Pas besoin d’aller farfouiller dans les tréfonds des rayons des librairies pour mesurer l’importance que les éditeurs accordent à l’écologie : celle-ci se retrouve désormais en tête de gondole. La rentrée des essais, un peu plus tardive et étalée que celle des romans, ne va pas déroger à la règle. Comme le notait Florent Georgesco dans un long article pour le Monde la semaine dernière, la pandémie a suscité son lot d’analyses environnementales. ‘’Au demeurant, les sujets écologiques dépassent très largement le champ de nos inquiétudes virologiques. C’est, en l’occurrence, une tendance forte et quasi obsessionnelle de l’édition de non-fiction depuis plusieurs années’’.
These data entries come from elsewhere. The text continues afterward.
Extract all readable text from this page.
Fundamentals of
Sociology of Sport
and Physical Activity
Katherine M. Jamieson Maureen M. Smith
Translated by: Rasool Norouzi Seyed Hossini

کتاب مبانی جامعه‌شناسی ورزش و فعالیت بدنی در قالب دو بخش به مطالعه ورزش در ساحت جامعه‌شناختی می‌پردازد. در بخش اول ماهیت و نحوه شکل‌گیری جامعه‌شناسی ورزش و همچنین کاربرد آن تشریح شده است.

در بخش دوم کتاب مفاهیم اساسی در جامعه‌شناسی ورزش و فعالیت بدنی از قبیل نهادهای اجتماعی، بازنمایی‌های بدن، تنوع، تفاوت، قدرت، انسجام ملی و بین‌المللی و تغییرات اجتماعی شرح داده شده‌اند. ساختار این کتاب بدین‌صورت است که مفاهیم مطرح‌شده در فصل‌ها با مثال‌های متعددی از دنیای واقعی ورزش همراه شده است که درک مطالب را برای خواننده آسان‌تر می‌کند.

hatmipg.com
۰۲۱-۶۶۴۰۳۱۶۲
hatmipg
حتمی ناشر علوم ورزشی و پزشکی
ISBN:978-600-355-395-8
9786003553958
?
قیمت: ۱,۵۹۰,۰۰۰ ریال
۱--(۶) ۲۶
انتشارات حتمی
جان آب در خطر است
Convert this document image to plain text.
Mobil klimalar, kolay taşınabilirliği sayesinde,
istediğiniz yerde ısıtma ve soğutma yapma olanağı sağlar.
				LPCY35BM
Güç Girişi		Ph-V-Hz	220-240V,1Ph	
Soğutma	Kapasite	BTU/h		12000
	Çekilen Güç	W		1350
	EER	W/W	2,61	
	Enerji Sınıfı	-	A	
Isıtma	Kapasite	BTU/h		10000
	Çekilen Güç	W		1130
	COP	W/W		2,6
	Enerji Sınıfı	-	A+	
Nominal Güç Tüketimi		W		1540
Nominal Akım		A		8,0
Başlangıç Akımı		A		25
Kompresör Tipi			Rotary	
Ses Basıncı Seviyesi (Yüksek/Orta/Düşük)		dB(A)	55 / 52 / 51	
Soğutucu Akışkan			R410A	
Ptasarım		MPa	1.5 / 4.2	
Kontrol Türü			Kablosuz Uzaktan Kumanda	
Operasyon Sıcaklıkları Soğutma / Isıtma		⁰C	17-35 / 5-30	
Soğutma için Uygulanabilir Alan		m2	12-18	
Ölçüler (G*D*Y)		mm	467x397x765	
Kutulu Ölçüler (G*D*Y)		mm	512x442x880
Dans ce flot de lectures possibles (dont j’aurai l’occasion de vous parler tout au long de cette nouvelle saison), il est un genre en vogue qui a d’autant plus retenu mon attention que j’en suis assez client, bien que celui-ci pose question : la ‘’résurrection’’ d’auteurs considérés comme précurseurs, de récits visionnaires qui témoignent, ou semblent témoigner, d’une compréhension des bouleversements à venir.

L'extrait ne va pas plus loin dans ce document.